By our staff reporter

Businesses that used supplier credit schemes to obtain loans for importing inputs before the foreign exchange policy went into effect are now worried that regulatory bodies will pressure them to sell their goods at the old exchange rate.

According to information gathered by Capital from the manufacturing sector, one of the industries benefiting from supplier credit privileges, there is a misunderstanding among the authorities regarding how to use the scheme. Manufacturers stated that since inputs, which utilized different letters of credit (LC), were imported before the implementation of exchange rate floating on July 29, there is pressure from the regulatory body to sell products using the previous exchange rate.

According to manufacturers from various industries, credit is used to supply raw materials imported under differed LCs, “so the cost of the input is not determined by the rate when the product is supplied.”

Bankers that Capital communicated with indicated that the majority of LC settlements for materials or capital items imported under differed LCs would take place at least a year later, “so the payment rate in birr shall be based on the exchange rate when the credit is settled.”

An IBD director at one of the banks stated, “Even though manufacturers imported their inputs at the time of the former exchange rate (approximately 58 birr/USD), it does not mean that the input cost is 58 birr since it will be paid at the rate when it settles.”

“The regulatory body, such as the Ministry of Trade and Regional Integration, should govern manufacturers based on this principle rather than enforce them to sell their products using the cost calculation based on the exchange rate when the commodity was imported,” he added.

For example, he stated that payments to suppliers for credit imports should be computed at today’s rate of more than 100 birr per dollar. “Investors will suffer enormous losses otherwise,” he emphasized.

Industry sources claim that in order to lessen their losses when the differing LC is paid, the majority of producers have adjusted their cost calculations based on the current exchange rate.

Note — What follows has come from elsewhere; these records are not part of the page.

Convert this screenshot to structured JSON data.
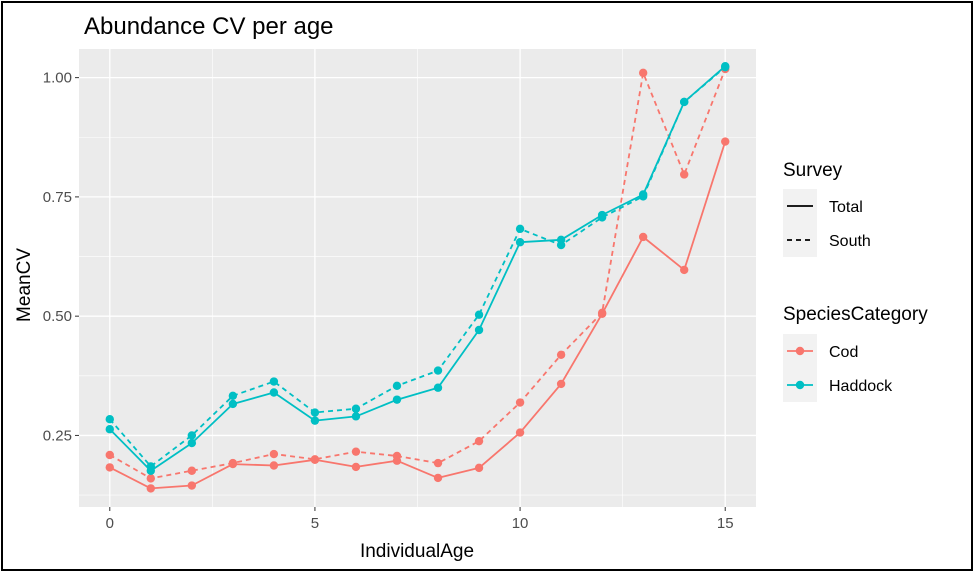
{
  "chart_data": {
    "type": "line",
    "title": "Abundance CV per age",
    "xlabel": "IndividualAge",
    "ylabel": "MeanCV",
    "xlim": [
      -0.75,
      15.75
    ],
    "ylim": [
      0.1,
      1.06
    ],
    "x_ticks": [
      0,
      5,
      10,
      15
    ],
    "x_tick_labels": [
      "0",
      "5",
      "10",
      "15"
    ],
    "y_ticks": [
      0.25,
      0.5,
      0.75,
      1.0
    ],
    "y_tick_labels": [
      "0.25",
      "0.50",
      "0.75",
      "1.00"
    ],
    "grid": true,
    "legend_position": "right",
    "legends": [
      {
        "title": "Survey",
        "entries": [
          {
            "label": "Total",
            "linetype": "solid"
          },
          {
            "label": "South",
            "linetype": "dashed"
          }
        ]
      },
      {
        "title": "SpeciesCategory",
        "entries": [
          {
            "label": "Cod",
            "color": "#F8766D"
          },
          {
            "label": "Haddock",
            "color": "#00BFC4"
          }
        ]
      }
    ],
    "x": [
      0,
      1,
      2,
      3,
      4,
      5,
      6,
      7,
      8,
      9,
      10,
      11,
      12,
      13,
      14,
      15
    ],
    "series": [
      {
        "species": "Cod",
        "survey": "Total",
        "color": "#F8766D",
        "linetype": "solid",
        "values": [
          0.183,
          0.139,
          0.145,
          0.19,
          0.187,
          0.199,
          0.184,
          0.197,
          0.161,
          0.182,
          0.256,
          0.358,
          0.505,
          0.666,
          0.597,
          0.866
        ]
      },
      {
        "species": "Cod",
        "survey": "South",
        "color": "#F8766D",
        "linetype": "dashed",
        "values": [
          0.209,
          0.16,
          0.176,
          0.192,
          0.211,
          0.2,
          0.216,
          0.207,
          0.192,
          0.238,
          0.319,
          0.419,
          0.507,
          1.01,
          0.797,
          1.018
        ]
      },
      {
        "species": "Haddock",
        "survey": "Total",
        "color": "#00BFC4",
        "linetype": "solid",
        "values": [
          0.263,
          0.176,
          0.234,
          0.316,
          0.34,
          0.281,
          0.29,
          0.325,
          0.35,
          0.471,
          0.655,
          0.66,
          0.712,
          0.755,
          0.949,
          1.024
        ]
      },
      {
        "species": "Haddock",
        "survey": "South",
        "color": "#00BFC4",
        "linetype": "dashed",
        "values": [
          0.284,
          0.185,
          0.25,
          0.333,
          0.363,
          0.298,
          0.306,
          0.354,
          0.386,
          0.503,
          0.683,
          0.649,
          0.707,
          0.751,
          0.949,
          1.022
        ]
      }
    ]
  }
}
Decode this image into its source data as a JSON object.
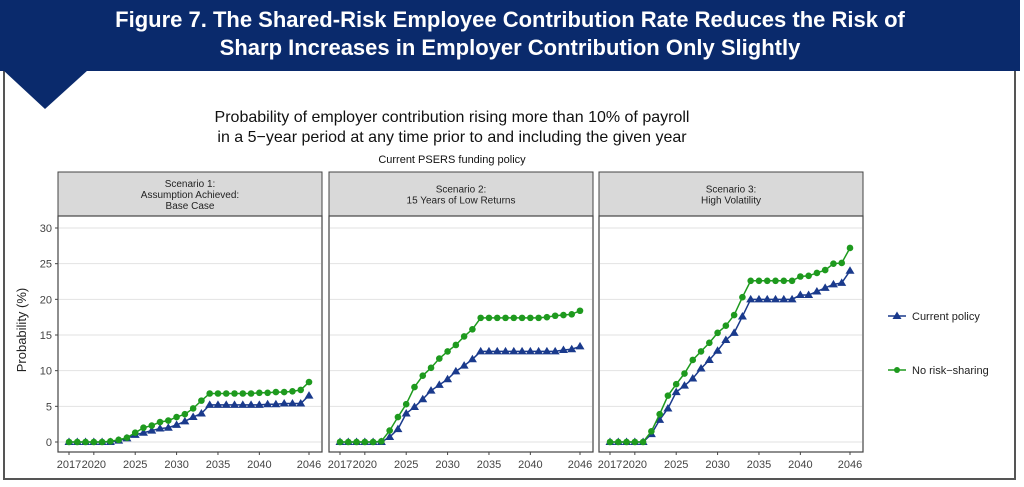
{
  "banner": {
    "title_line1": "Figure 7. The Shared-Risk Employee Contribution Rate Reduces the Risk of",
    "title_line2": "Sharp Increases in Employer Contribution Only Slightly"
  },
  "colors": {
    "banner": "#0a2a6c",
    "current": "#1a3a8c",
    "no_risk": "#1e9a1e"
  },
  "chart_data": {
    "type": "line",
    "title_line1": "Probability of employer contribution rising more than 10% of payroll",
    "title_line2": "in a 5−year period at any time prior to and including the given year",
    "subtitle": "Current PSERS funding policy",
    "ylabel": "Probability (%)",
    "xlabel": "",
    "ylim": [
      0,
      30
    ],
    "yticks": [
      "0",
      "5",
      "10",
      "15",
      "20",
      "25",
      "30"
    ],
    "xticks": [
      "2017",
      "2020",
      "2025",
      "2030",
      "2035",
      "2040",
      "2046"
    ],
    "x": [
      2017,
      2018,
      2019,
      2020,
      2021,
      2022,
      2023,
      2024,
      2025,
      2026,
      2027,
      2028,
      2029,
      2030,
      2031,
      2032,
      2033,
      2034,
      2035,
      2036,
      2037,
      2038,
      2039,
      2040,
      2041,
      2042,
      2043,
      2044,
      2045,
      2046
    ],
    "legend": {
      "placement": "right",
      "entries": [
        "Current policy",
        "No risk−sharing"
      ]
    },
    "panels": [
      {
        "strip": [
          "Scenario 1:",
          "Assumption Achieved:",
          "Base Case"
        ],
        "series": [
          {
            "name": "Current policy",
            "marker": "triangle",
            "values": [
              0,
              0,
              0,
              0,
              0,
              0,
              0.2,
              0.5,
              1.0,
              1.3,
              1.6,
              1.9,
              2.0,
              2.4,
              2.9,
              3.5,
              4.0,
              5.2,
              5.2,
              5.2,
              5.2,
              5.2,
              5.2,
              5.2,
              5.3,
              5.3,
              5.4,
              5.4,
              5.4,
              6.5
            ]
          },
          {
            "name": "No risk−sharing",
            "marker": "circle",
            "values": [
              0,
              0,
              0,
              0,
              0,
              0.1,
              0.3,
              0.6,
              1.3,
              2.0,
              2.3,
              2.8,
              3.0,
              3.5,
              3.9,
              4.7,
              5.8,
              6.8,
              6.8,
              6.8,
              6.8,
              6.8,
              6.8,
              6.9,
              6.9,
              7.0,
              7.0,
              7.1,
              7.3,
              8.4
            ]
          }
        ]
      },
      {
        "strip": [
          "Scenario 2:",
          "15 Years of Low Returns"
        ],
        "series": [
          {
            "name": "Current policy",
            "marker": "triangle",
            "values": [
              0,
              0,
              0,
              0,
              0,
              0,
              0.7,
              1.8,
              4.0,
              4.9,
              6.0,
              7.2,
              8.0,
              8.8,
              9.9,
              10.7,
              11.6,
              12.7,
              12.7,
              12.7,
              12.7,
              12.7,
              12.7,
              12.7,
              12.7,
              12.7,
              12.7,
              12.9,
              13.0,
              13.4
            ]
          },
          {
            "name": "No risk−sharing",
            "marker": "circle",
            "values": [
              0,
              0,
              0,
              0,
              0,
              0.1,
              1.6,
              3.5,
              5.3,
              7.7,
              9.3,
              10.4,
              11.7,
              12.7,
              13.6,
              14.8,
              15.8,
              17.4,
              17.4,
              17.4,
              17.4,
              17.4,
              17.4,
              17.4,
              17.4,
              17.5,
              17.7,
              17.8,
              17.9,
              18.4
            ]
          }
        ]
      },
      {
        "strip": [
          "Scenario 3:",
          "High Volatility"
        ],
        "series": [
          {
            "name": "Current policy",
            "marker": "triangle",
            "values": [
              0,
              0,
              0,
              0,
              0,
              1.1,
              3.1,
              4.7,
              7.0,
              7.9,
              8.9,
              10.3,
              11.5,
              12.8,
              14.3,
              15.3,
              17.6,
              20.0,
              20.0,
              20.0,
              20.0,
              20.0,
              20.0,
              20.6,
              20.6,
              21.1,
              21.6,
              22.1,
              22.3,
              24.0
            ]
          },
          {
            "name": "No risk−sharing",
            "marker": "circle",
            "values": [
              0,
              0,
              0,
              0,
              0,
              1.5,
              3.9,
              6.5,
              8.1,
              9.6,
              11.5,
              12.7,
              13.9,
              15.3,
              16.3,
              17.8,
              20.3,
              22.6,
              22.6,
              22.6,
              22.6,
              22.6,
              22.6,
              23.2,
              23.3,
              23.7,
              24.1,
              25.0,
              25.1,
              27.2
            ]
          }
        ]
      }
    ]
  }
}
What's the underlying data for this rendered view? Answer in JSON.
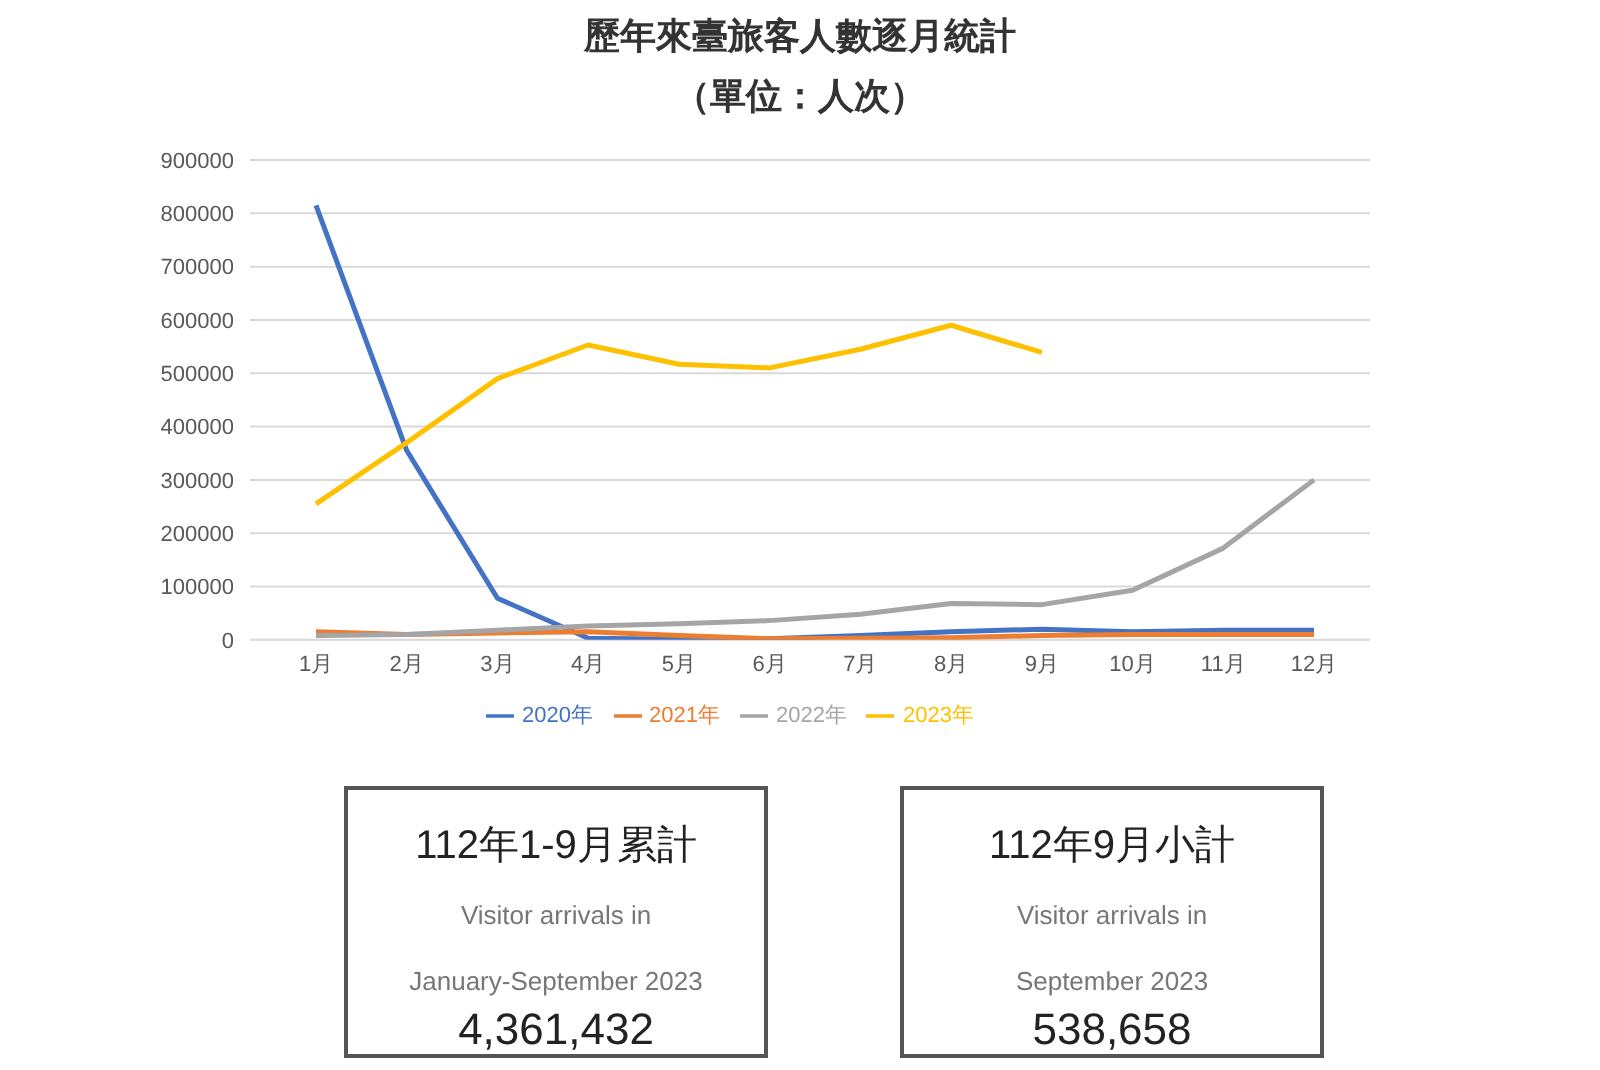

According to sources, the regulatory body is interested in imposing price caps on the majority of the supplier credit imports, which are associated with the state-owned financial institution, the Commercial Bank of Ethiopia, with a focus on the industrial sector.

A proforma invoice and the supplier’s credit must be granted with a minimum one-year credit duration, per a directive from the National Bank of Ethiopia (NBE).

A foreign supplier’s credit is a form of financing with a future payback date that requires NBE permission before being used. The scheme is open to exporters, international investors, importers of agricultural machinery and supplies, importers of LPG gas, and local manufacturers.

The NBE’s most recent directive permits the construction industry to import machinery, such as graders, loaders, excavators, and other associated equipment, in addition to bitumen used for construction projects related to road building.